Norman was a committed and creative committee member. Underneath his self-effacing manner, he was an activist at heart. Committees on which he served often brought new ideas—basically his ideas—to the faculty for action. Possessing a lucid and distinctive writing style, he wrote many of the reports in which those ideas were presented.

He was also active professionally. He served on six committees of the American Philosophical Association and was a tireless reviewer, referee, or evaluator for articles, books, grant proposals, personnel decisions, and departmental reviews. For many years, he was on the editorial board of the journal Ethics and on the advisory committee of the Case Western Reserve University Center for Biomedical Ethics. With Charles Landesman, he co-edited Readings in the Theory of Action (1968). He also co-edited the proceedings of the Oberlin Philosophy Colloquia in 1967 and 1971.

Norman Care loved to write. He lectured widely on many subjects, and his numerous articles and essays appeared in a wide variety of publications. The three books which he published reveal much about him as both a professional philosopher and a human being. While social and political considerations are central to them, they deal less with the structures of societies than with the demands which morality places on individuals within those societies.
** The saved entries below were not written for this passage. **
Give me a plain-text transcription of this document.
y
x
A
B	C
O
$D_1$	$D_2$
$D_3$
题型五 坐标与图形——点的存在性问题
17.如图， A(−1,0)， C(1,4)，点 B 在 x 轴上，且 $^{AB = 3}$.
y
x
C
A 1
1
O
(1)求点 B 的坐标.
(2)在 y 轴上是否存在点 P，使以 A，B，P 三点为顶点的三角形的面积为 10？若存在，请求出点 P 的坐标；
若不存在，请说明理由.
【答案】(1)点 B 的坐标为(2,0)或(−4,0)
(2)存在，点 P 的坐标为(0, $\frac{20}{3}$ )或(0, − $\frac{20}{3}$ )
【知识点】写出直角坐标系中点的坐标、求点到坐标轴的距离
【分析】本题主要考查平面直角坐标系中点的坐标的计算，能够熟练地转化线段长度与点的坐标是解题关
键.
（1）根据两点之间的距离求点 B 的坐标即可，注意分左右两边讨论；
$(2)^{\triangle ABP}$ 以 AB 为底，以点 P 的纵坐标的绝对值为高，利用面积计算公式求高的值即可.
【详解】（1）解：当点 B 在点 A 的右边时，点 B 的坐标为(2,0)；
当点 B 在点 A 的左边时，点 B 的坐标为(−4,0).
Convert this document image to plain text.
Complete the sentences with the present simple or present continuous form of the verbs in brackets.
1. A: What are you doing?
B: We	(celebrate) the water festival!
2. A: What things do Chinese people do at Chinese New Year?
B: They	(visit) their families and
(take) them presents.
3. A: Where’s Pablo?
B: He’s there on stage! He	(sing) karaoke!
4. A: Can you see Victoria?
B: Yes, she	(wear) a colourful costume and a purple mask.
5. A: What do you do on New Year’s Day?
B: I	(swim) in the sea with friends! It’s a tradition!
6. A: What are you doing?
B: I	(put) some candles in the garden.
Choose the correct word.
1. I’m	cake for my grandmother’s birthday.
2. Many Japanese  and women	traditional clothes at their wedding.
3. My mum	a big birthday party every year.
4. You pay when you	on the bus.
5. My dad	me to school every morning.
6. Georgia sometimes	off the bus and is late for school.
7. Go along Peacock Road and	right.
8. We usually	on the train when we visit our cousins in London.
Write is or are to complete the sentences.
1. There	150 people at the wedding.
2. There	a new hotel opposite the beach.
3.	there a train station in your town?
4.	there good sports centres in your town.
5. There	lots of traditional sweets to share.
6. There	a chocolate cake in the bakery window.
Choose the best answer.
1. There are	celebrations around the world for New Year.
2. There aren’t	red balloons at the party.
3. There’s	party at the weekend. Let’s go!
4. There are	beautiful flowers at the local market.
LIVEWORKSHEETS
Taken together, they constitute a position that might be called “anti-moralistic moralism.”

Norman was a moral rigorist who rejected any form of relativism and was more at home with Kant than with any other major ethicist. In On Sharing Fate (1987), he argued that worldwide destitution and environmental degradation place severe moral demands upon us. In this respect, he was an idealist. In his other two books, though, he attacked the judgmentalism that so often accompanies high ideals.

Living with One’s Past: Personal Fates and Moral Pain (1996) and Decent People (2000) both argue against what Norman called “persona moralism,” the moralistic view of persons as abstract and unified moral agents who are routinely censured for failing to do what they should. He was interested in the variegated moral lives of real people and in the process of “moral recovery” by which they can recover a sense of moral agency.

Norman combined high moral ideals with a realistic conception of human capacities and hopes for moral improvement. This was not merely a philosophical position, for it reflected the deep respect for persons that was at his core. He had known times when his own life, productive as it was, had to be lived “one day at a time.” He deeply empathized with people who were doing their best to be “decent people,” and he wanted to assist them.

Many people will testify to Norman’s deep humanity. He was a wonderful listener. Talks with him would range from the abstractly philosophical to the mundanely collegial to the deeply personal. Always he would be there for us, listening and reacting, with a twinkle in his eye and a gentle laugh.

Norman’s life testified to the importance of human relationships. The love, respect, and support which he and Barbara shared since high school were there for all to see. Equally obvious was his delight in talking about his children, Steven and Jennifer, and his grandchildren. The many people whose lives he touched miss him greatly.

Daniel D. Merrill is professor emeritus of Philosophy at Oberlin. This Memorial Minute was adopted by a rising vote of the General Faculty of Oberlin College on April 16, 2002.